President of the University of Calgary
- In office 1969–1974
- Preceded by: Herbert Stoker Armstrong
- Succeeded by: William Arthur Cochrane

Personal details
- Born: June 1, 1924 Saskatoon, Saskatchewan
- Died: May 4, 1998 (aged 73) Victoria, British Columbia
- Education: University of British Columbia Harvard Law School
- Occupation: academic administrator, lawyer

= Alfred Carrothers =

Alfred William Rooke "Fred" Carrothers (June 1, 1924 - May 4, 1998) was a Canadian lawyer, arbitrator, and academic working in the field of law.

Born in Saskatoon, Saskatchewan, the son of W. A. Carrothers, a professor of economics at the University of Saskatchewan, Carrothers earned a Bachelor of Arts degree in 1947 and a Bachelor of Laws in 1948 as part of the first graduating class in law at the University of British Columbia. He received a Master of Laws degree in 1951 from the Harvard Law School and a Doctorate of Juridical Science in 1966. He was called to the Bars of British Columbia in 1948, of Ontario in 1965, and of Alberta in 1969.

He started his career as an academic at the University of British Columbia, where he was a lecturer from 1948 to 1950. He was an assistant professor at Dalhousie University from 1951 to 1952. In 1952, he joined the University of British Columbia as an assistant professor, becoming an associate professor in 1955, and a full professor in 1960. From 1960 to 1962, he was also director of the Institute for Industrial Relations. In 1964, he became dean and a professor of law at the University of Western Ontario. Carrothers was President of the University of Calgary from 1969 to 1974.
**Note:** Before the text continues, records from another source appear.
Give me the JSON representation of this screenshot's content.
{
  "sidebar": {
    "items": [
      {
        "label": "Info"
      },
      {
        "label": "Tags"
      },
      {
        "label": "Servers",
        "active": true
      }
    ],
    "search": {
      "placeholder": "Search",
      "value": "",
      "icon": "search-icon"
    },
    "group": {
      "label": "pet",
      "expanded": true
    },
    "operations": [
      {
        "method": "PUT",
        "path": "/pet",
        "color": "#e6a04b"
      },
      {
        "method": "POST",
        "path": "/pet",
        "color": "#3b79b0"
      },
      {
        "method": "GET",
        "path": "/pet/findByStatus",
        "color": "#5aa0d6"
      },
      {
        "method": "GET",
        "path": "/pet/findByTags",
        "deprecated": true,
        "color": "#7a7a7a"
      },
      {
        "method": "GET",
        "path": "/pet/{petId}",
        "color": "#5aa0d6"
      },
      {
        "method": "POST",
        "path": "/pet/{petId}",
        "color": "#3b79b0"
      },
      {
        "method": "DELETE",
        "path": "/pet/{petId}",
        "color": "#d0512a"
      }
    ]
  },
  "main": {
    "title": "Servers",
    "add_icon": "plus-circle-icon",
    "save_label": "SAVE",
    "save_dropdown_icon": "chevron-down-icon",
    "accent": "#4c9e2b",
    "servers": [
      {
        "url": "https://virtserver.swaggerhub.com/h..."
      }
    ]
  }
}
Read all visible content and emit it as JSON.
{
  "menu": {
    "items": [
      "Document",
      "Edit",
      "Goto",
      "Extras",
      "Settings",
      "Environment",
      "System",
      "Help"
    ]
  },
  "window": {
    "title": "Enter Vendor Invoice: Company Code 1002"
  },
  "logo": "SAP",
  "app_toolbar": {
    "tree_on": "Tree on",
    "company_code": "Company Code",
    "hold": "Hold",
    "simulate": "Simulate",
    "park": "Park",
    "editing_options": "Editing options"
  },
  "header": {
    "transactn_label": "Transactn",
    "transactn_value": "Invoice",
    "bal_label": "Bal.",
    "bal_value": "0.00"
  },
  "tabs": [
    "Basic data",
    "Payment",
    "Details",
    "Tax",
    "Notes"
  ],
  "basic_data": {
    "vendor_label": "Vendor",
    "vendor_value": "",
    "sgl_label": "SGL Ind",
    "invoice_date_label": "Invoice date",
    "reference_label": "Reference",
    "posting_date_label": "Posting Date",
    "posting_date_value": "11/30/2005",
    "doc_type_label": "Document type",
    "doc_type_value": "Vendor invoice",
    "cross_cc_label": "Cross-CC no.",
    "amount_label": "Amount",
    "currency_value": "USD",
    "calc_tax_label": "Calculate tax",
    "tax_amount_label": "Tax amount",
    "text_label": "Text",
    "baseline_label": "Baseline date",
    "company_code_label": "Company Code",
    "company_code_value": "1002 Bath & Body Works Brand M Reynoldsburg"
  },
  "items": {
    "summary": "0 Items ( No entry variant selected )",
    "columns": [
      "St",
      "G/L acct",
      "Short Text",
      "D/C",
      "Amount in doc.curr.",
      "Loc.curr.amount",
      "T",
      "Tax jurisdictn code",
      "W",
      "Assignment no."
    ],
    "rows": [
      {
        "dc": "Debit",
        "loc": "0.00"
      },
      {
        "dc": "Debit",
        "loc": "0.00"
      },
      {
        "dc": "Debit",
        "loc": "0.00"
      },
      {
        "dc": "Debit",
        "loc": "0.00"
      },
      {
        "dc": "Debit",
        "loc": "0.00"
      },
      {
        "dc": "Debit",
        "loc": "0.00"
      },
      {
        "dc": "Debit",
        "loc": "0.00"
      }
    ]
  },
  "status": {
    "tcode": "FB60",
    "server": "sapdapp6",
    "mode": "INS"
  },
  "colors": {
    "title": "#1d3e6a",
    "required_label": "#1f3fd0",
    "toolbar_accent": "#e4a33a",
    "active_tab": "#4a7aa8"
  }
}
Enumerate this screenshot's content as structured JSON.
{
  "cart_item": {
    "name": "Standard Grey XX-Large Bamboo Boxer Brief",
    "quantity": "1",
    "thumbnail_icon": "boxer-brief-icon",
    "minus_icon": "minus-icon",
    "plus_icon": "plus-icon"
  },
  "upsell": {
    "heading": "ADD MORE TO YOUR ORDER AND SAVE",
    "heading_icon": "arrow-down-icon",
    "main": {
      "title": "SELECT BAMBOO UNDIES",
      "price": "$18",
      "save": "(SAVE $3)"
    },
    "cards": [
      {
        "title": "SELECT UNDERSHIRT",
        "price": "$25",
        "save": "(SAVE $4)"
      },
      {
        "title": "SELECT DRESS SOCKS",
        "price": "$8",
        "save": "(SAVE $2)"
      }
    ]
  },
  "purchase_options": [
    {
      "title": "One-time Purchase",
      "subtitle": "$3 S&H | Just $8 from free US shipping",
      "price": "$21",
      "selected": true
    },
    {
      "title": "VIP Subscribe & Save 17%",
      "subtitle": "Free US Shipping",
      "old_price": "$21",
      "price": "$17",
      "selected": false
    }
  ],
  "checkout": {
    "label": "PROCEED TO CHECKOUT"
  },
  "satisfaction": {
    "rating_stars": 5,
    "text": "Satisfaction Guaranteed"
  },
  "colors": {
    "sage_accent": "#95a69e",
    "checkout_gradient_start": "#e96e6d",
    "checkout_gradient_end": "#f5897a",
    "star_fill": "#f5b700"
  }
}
From 1974 to 1977, he was the founding president of the Institute for Research on Public Policy, Canada's oldest non-partisan public policy think tank. He was dean of the Common Law Section of the Faculty of Law at the University of Ottawa from 1981 to 1983.

In 1965 he was appointed by the government of Canada to head the Advisory Commission on the Development of Government in the Northwest Territories, which became known as the Carrothers Commission.

In 1956, while a law professor at University of British Columbia, he wrote The Labour Injunction in British Columbia. He was also the author of Labour Arbitration in Canada and co-author of Collective Bargaining Law in Canada.

Carrothers married Jane Macintosh Boyd in 1961, and they had three children, Matthew, Jonathan and Tasha. He died in Victoria, British Columbia in 1998 of complications following a stroke.